Optimally, we want to compare Bodyweight/Bodyfat to total food intake, with a macros breakdown, and an additional layer comparing total work volume done; and that, by work type - perhaps broken down by energy system.

Lose It! assumes that the user wants to lose bodyweight, and simply assumes that the less you eat, the less you'll weigh. Which is true; if you eat nothing, soon you'll weigh as much as worm shite since you'll be dead. Lose It does compute work calories by subtracting them from your daily total ingested. So if you work more, you get to eat more that day without going over your daily "limit." So we can examine those three factors while using the app - Bodyweight, Calories ingested, and Calories expended through exercise.

We've got 7 years of tracking, with a two-year hiatus hole in the middle where I didn't do any logging. Let's just look at the graphed data overlays and see what they suggest. First, we compare Bodyweight to Calories ingested:
...and see no real correllation. Late in the graph, we see that where the purple calories are up, weight goes down.
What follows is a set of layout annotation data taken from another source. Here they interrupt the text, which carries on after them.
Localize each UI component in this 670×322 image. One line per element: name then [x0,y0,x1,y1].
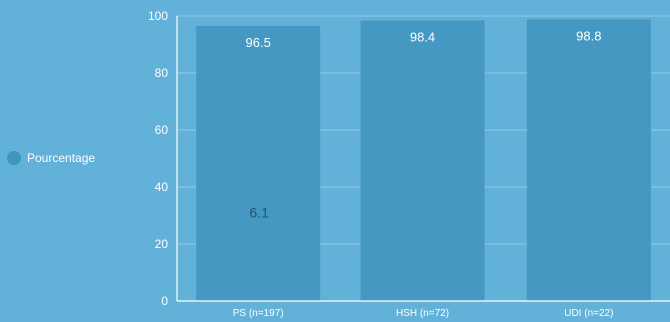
annotation-label: 6.1 [249,205,269,221]
y-tick-label: 60 [155,123,169,137]
y-tick-label: 0 [161,294,168,308]
y-tick-label: 100 [148,9,168,23]
y-tick-label: 40 [155,180,169,194]
bars [196,19,651,302]
bar [360,20,485,302]
data-label: 98.8 [576,28,601,43]
y-tick-label: 80 [155,66,169,80]
x-tick-label: HSH (n=72) [396,308,449,319]
legend-swatch [7,151,21,165]
data-label: 98.4 [410,30,435,45]
legend: Pourcentage [7,151,95,165]
x-tick-label: PS (n=197) [233,308,284,319]
labels: 0 20 40 60 80 100 96.5 98.4 98.8 PS (n=197) HSH (n… [148,9,613,319]
data-label: 96.5 [246,35,271,50]
y-tick-label: 20 [155,237,169,251]
bar [196,25,321,301]
bar [526,19,651,301]
x-tick-label: UDI (n=22) [564,308,613,319]
axes [176,16,670,302]
legend-label: Pourcentage [27,151,96,165]
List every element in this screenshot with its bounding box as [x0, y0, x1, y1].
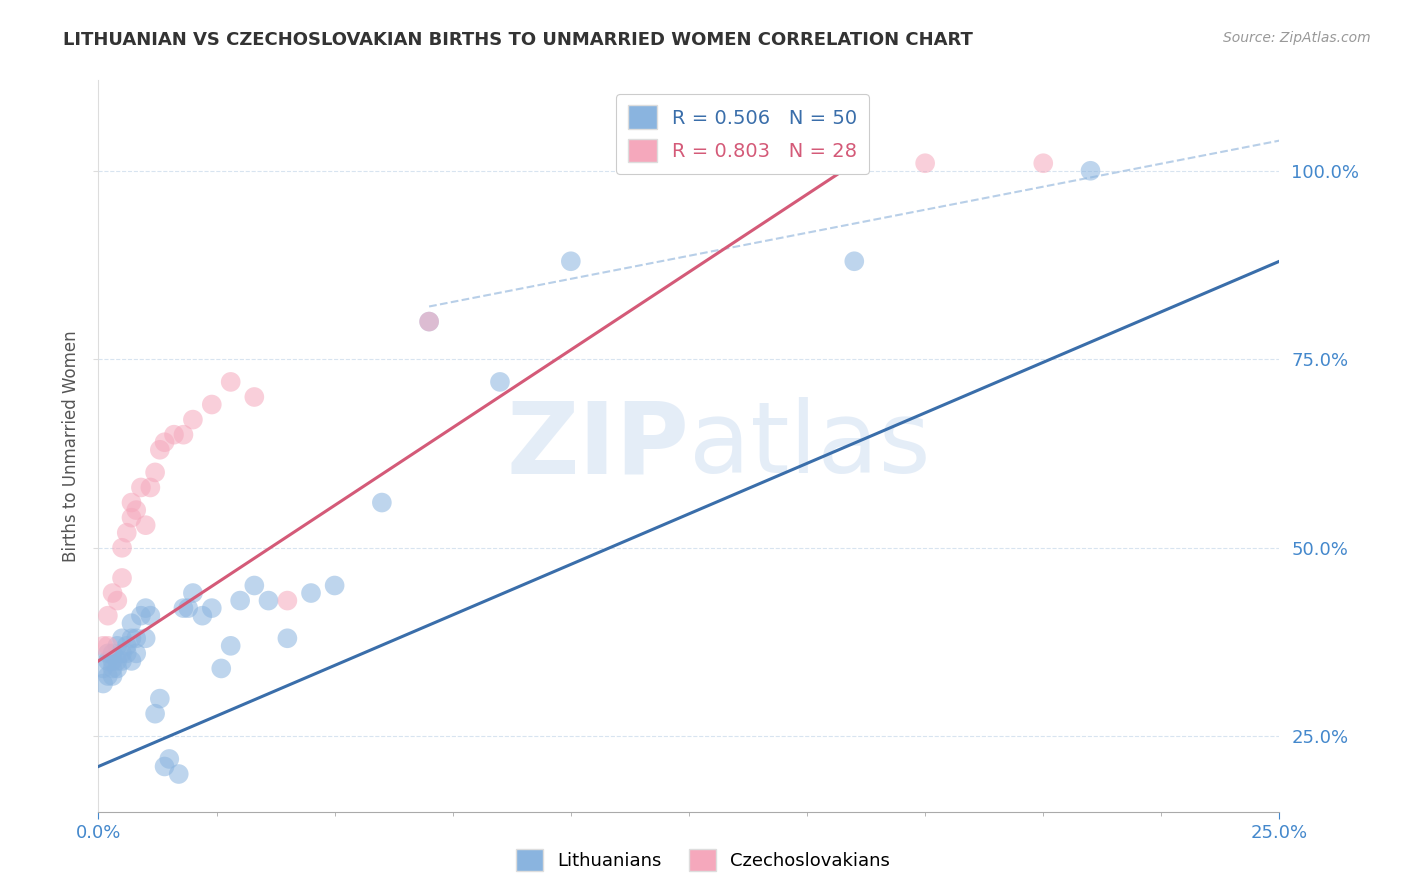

Not what one might expect at all, right?
There's those two peaks on the right, where calories dipped and bodyweight dipped correspondingly by about 8-9 pounds, but generally, there's 3 years worth of plateau-ed intake with inexplicable BW change.


Compare the same Bodyweight chart, but now to an overlay of Calories expended during exercise. 
Before the hiatus, we see low BW when calorie expenditure via exercise is high, and a general BW climb when exercise calories are lower. After the hiatus, exercise climbs and BW drops - still what the general consensus would presume. Especially since we aren't comparing intake as well.

So, let's add that. The three factors compared:
 Which is messy. Cut to the chase. Here's where Lose It shines. The app takes the Calories In for the day minus Calories Out and ka-smushes them, into total Calories over or under your daily limit (which is the red line below, each data dot is a monthly average either above or below the limit line).


Very nearly a direct relationship between calories over showing as bodyweight gain, and calories under showing as bodyweight loss. Even with exercise type, and any macros breakdown, removed from the equation, the Eat-to-Work-to-Bodyweight math works within the limits of the app.

If you'll notice, there's also a month of lag-time along the rise and fall of the graph - maybe I have to undereat for a couple of months before my body decides it's going to be losing weight. The same happens when gaining. A visual reminder to me: whether cutting or building, have patience in the programming.